Tourist or Terrorist? 

Shelby County Sheriff's Office and the FBI teach people to spot potential terrorists.

A man walking through Tom Lee Park pauses to snap a photo of the iconic Hernando DeSoto Bridge. Another man shoots pictures of numerous downtown buildings.

Many would assume the men are tourists taking in the city's sights, but law enforcement officials say they could be terrorists staking out possible targets.

The scenarios were described at an anti-terrorism town hall meeting last week hosted by the Shelby County Sheriff's Office. The meeting, held at Cordova's First Assembly of God Church, was one of four public meetings that occurred in conjunction with Operation Sudden Impact, a new local anti-terrorism initiative.

"You may think a guy is just shooting pictures, but if you report it to us, we'll send it on to the FBI and they may have four or five other reports of the same thing," said Richard Pillsbury with the Tennessee Fusion Center, a collaboration between the Department of Safety and the Department of Homeland Security.

Shelby County sergeant Larry Allen warned attendees at the meeting to look for people who appear to be doing surveillance outside public buildings, such as shopping malls.

"One of the things discussed in the al-Qaeda manual is conducting surveillance of your target," added Eric Jackson with the FBI's Joint Terrorism Task Force. "That could mean looking at a building to see how security is established."

Allen also warned that possible terror suspects often set off business alarms to test security systems.

Sheriff Mark Luttrell said citizens should report suspicious vehicles spotted in their neighborhoods.

"We're not talking about snooping or profiling," Luttrell said. "The best thing the average citizen can do is to be on the lookout.
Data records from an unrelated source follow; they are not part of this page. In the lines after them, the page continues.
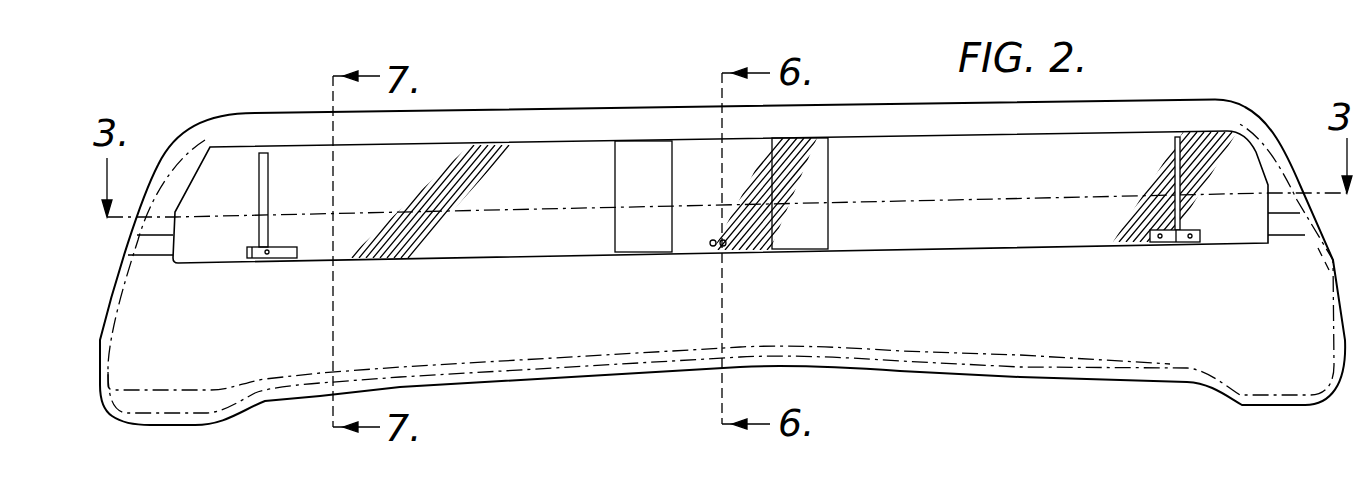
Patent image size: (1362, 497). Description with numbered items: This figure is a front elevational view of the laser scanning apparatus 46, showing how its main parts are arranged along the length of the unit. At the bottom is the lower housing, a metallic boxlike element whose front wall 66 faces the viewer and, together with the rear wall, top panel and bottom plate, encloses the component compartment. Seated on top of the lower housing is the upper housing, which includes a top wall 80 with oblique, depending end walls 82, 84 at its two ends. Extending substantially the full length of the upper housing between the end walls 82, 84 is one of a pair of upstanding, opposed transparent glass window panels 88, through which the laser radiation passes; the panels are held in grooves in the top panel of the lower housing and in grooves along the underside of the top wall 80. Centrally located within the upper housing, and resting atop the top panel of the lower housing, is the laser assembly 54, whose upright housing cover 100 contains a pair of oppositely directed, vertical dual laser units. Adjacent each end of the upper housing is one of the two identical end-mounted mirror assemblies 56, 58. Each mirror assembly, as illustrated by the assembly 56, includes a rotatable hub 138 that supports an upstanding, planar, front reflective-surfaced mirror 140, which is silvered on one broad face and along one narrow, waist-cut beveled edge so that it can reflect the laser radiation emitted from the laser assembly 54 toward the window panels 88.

The apparatus 46 is at (1206, 82).
The laser assembly 54 is at (830, 158).
The mirror assembly 56 is at (247, 189).
The mirror assembly 58 is at (1168, 138).
The front wall 66 is at (990, 323).
The top wall 80 is at (552, 118).
The end wall 82 is at (168, 177).
The end wall 84 is at (1275, 160).
The transparent glass window panel 88 is at (930, 150).
The upright housing cover 100 is at (691, 153).
The rotatable hub 138 is at (288, 258).
The mirror 140 is at (262, 190).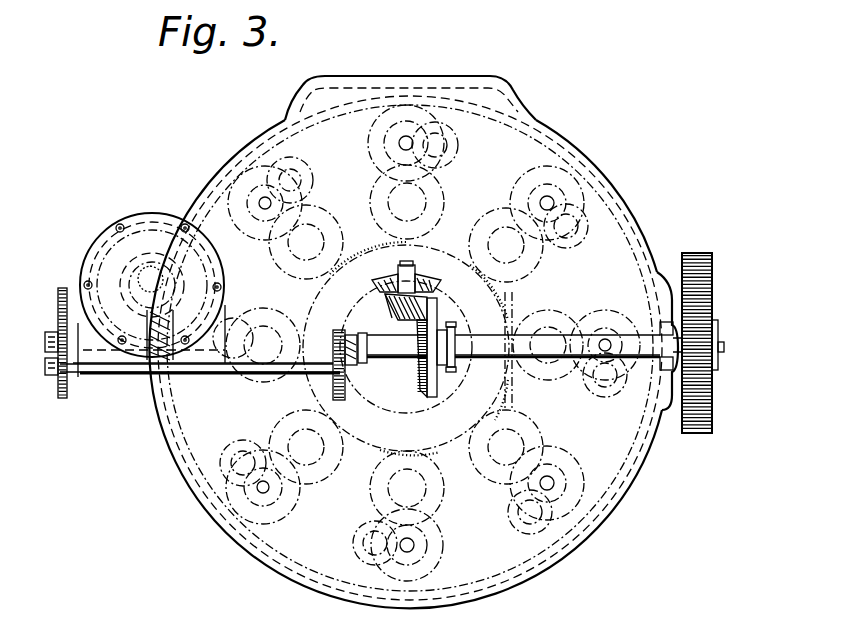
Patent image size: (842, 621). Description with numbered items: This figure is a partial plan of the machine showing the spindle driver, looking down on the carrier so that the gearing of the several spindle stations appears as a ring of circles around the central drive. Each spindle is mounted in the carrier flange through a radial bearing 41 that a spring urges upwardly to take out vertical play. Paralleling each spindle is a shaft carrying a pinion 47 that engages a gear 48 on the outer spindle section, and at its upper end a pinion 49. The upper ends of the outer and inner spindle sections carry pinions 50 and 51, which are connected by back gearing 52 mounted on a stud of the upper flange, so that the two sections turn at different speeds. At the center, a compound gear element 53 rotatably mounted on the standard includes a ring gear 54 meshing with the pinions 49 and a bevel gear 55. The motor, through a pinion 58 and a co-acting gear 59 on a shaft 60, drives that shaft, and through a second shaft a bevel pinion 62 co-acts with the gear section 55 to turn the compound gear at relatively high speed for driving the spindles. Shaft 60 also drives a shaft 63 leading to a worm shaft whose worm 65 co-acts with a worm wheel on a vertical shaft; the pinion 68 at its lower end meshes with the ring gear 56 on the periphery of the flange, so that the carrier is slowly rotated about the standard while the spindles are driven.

The radial bearing 41 is at (282, 352).
The pinion 47 is at (322, 240).
The gear 48 is at (287, 173).
The pinion 49 is at (390, 203).
The pinion 50 is at (400, 148).
The pinion 51 is at (393, 130).
The back gearing 52 is at (296, 158).
The compound gear element 53 is at (502, 387).
The ring gear 54 is at (313, 453).
The bevel gear 55 is at (446, 411).
The ring gear 56 is at (643, 460).
The pinion 58 is at (385, 306).
The gear 59 is at (420, 383).
The shaft 60 is at (558, 348).
The bevel pinion 62 is at (511, 293).
The shaft 63 is at (246, 370).
The worm 65 is at (140, 352).
The pinion 68 is at (138, 277).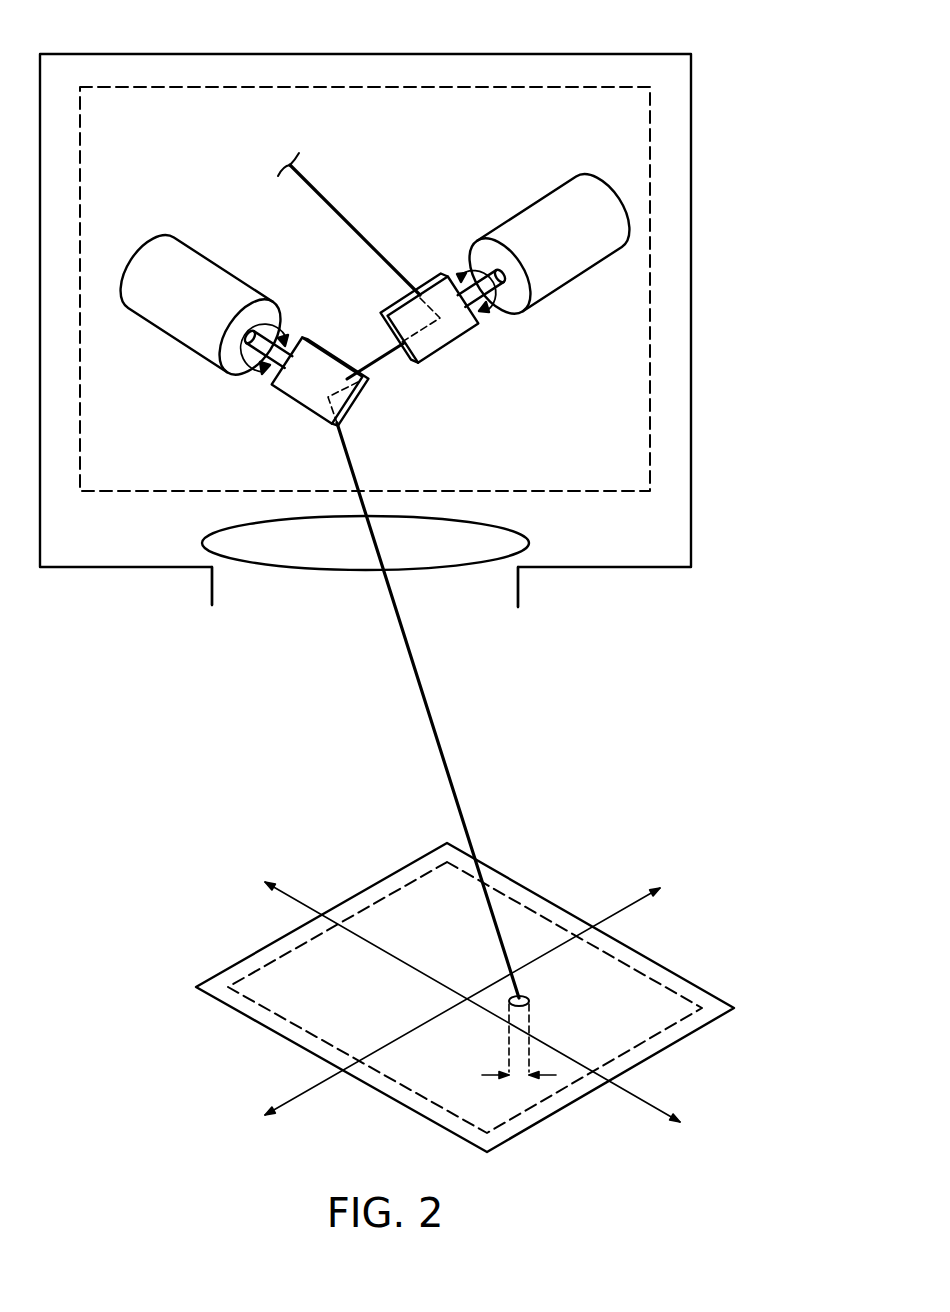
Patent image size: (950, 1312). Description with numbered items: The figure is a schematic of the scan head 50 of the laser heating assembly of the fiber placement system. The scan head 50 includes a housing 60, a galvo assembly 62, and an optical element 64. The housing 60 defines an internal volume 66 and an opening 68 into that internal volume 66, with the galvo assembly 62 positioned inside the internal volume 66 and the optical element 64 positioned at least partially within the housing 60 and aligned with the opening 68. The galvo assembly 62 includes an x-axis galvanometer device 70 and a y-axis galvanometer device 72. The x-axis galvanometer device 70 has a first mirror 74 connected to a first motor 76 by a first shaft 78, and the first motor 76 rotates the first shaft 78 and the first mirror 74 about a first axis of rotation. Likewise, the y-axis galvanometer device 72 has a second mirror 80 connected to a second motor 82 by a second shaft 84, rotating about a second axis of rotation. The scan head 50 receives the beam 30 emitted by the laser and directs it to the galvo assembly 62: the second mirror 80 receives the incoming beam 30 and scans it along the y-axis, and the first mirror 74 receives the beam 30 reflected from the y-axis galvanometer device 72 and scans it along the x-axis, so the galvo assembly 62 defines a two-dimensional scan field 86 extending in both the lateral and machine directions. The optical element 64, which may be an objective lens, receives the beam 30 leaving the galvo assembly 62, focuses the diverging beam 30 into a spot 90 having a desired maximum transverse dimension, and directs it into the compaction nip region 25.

The compaction nip region 25 is at (693, 1035).
The beam 30 is at (329, 204).
The scan head 50 is at (423, 352).
The housing 60 is at (691, 273).
The galvo assembly 62 is at (651, 193).
The optical element 64 is at (462, 566).
The internal volume 66 is at (375, 234).
The opening 68 is at (363, 632).
The x-axis galvanometer device 70 is at (238, 330).
The y-axis galvanometer device 72 is at (511, 301).
The first mirror 74 is at (293, 404).
The first motor 76 is at (207, 256).
The first shaft 78 is at (268, 324).
The second mirror 80 is at (438, 352).
The second motor 82 is at (572, 277).
The second shaft 84 is at (462, 268).
The scan field 86 is at (664, 984).
The spot 90 is at (531, 997).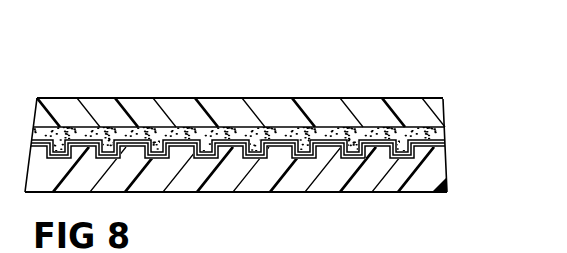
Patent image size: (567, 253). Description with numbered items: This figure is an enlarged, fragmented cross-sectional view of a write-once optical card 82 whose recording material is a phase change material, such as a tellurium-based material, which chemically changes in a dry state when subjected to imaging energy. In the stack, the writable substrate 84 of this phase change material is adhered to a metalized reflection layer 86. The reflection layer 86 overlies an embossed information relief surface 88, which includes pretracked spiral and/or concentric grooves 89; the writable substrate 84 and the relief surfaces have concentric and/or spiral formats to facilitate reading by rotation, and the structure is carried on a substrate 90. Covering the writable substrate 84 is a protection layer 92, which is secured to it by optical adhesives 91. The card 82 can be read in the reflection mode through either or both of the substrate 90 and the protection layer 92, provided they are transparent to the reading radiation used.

The write-once optical card 82 is at (548, 33).
The writable substrate 84 is at (441, 139).
The metalized reflection layer 86 is at (441, 146).
The embossed information relief surface 88 is at (440, 134).
The pretracked grooves 89 is at (318, 153).
The substrate 90 is at (427, 193).
The optical adhesives 91 is at (439, 130).
The protection layer 92 is at (393, 99).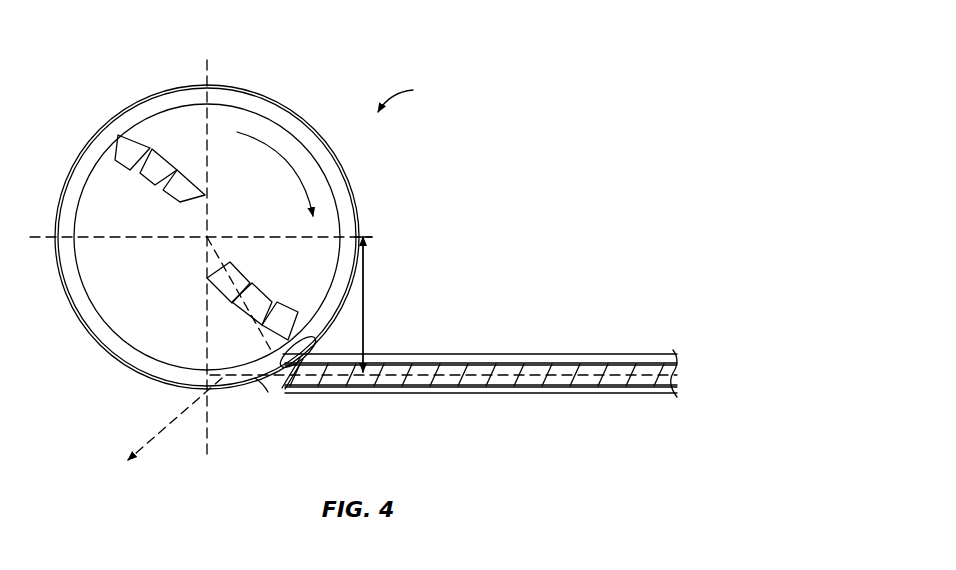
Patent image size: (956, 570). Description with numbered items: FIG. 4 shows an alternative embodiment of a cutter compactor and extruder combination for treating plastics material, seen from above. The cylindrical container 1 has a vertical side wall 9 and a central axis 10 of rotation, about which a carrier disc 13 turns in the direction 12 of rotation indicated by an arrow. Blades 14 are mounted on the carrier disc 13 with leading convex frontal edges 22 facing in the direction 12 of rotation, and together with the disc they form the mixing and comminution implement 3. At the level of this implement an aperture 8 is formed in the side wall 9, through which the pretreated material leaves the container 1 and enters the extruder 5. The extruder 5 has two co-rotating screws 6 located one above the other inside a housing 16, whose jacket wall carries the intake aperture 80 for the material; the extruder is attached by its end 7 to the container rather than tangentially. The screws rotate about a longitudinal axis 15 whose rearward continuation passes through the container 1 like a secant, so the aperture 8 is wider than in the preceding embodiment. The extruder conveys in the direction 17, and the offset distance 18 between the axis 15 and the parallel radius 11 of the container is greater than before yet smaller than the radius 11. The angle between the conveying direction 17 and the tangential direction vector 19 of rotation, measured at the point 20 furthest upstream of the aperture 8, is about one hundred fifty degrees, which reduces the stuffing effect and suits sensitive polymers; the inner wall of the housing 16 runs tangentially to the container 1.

The container 1 is at (404, 95).
The mixing and/or comminution implement 3 is at (126, 306).
The extruder 5 is at (518, 332).
The screws 6 is at (495, 386).
The end of extruder 7 is at (278, 362).
The aperture 8 is at (212, 370).
The side wall 9 is at (222, 84).
The axis of rotation 10 is at (208, 237).
The radius 11 is at (364, 237).
The direction of rotation 12 is at (282, 157).
The carrier disc 13 is at (133, 286).
The blades 14 is at (123, 167).
The longitudinal axis 15 is at (548, 374).
The housing 16 is at (625, 393).
The direction of conveying 17 is at (450, 361).
The offset distance 18 is at (365, 305).
The direction vector 19 is at (160, 440).
The point 20 is at (305, 350).
The leading convex frontal edges 22 is at (215, 285).
The intake aperture 80 is at (215, 390).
Report situations to us and let us sift through them."

Allen said environmental groups and animal rights groups may harbor terrorists, but Jackson said the FBI will not infringe on those groups' First Amendment right to free speech.

"We will never do anything to interfere with anyone's First Amendment rights," Jackson said. "But we do ask people to be on the lookout for that individual who comes into the group and talks a little bit radical."

Operation Sudden Impact is an alliance between the sheriff's office and 54 regional law enforcement agencies to fight terrorism. Public affairs officer Steve Shular said the collaboration will allow better information sharing between agencies in case of a major emergency or terrorist attack.

In the next few weeks, Operation Sudden Impact will bring representatives from all 54 agencies to Memphis for a one-day saturation exercise. Officers will perform traffic stops and gang interdictions and serve arrest warrants.

"Every arrest ticket written in 24 hours by each of those agencies will be reviewed to see if any of those people, even those with minor traffic charges, might have any connection to any possible terrorist activity lurking in the region," Shular said.

In the meantime, officials are asking the public to report any suspicious activity to the sheriff's office.

"We may get information that doesn't pan out to be true at all," Shular said. "But that one bit of information that someone calls in could make all the difference."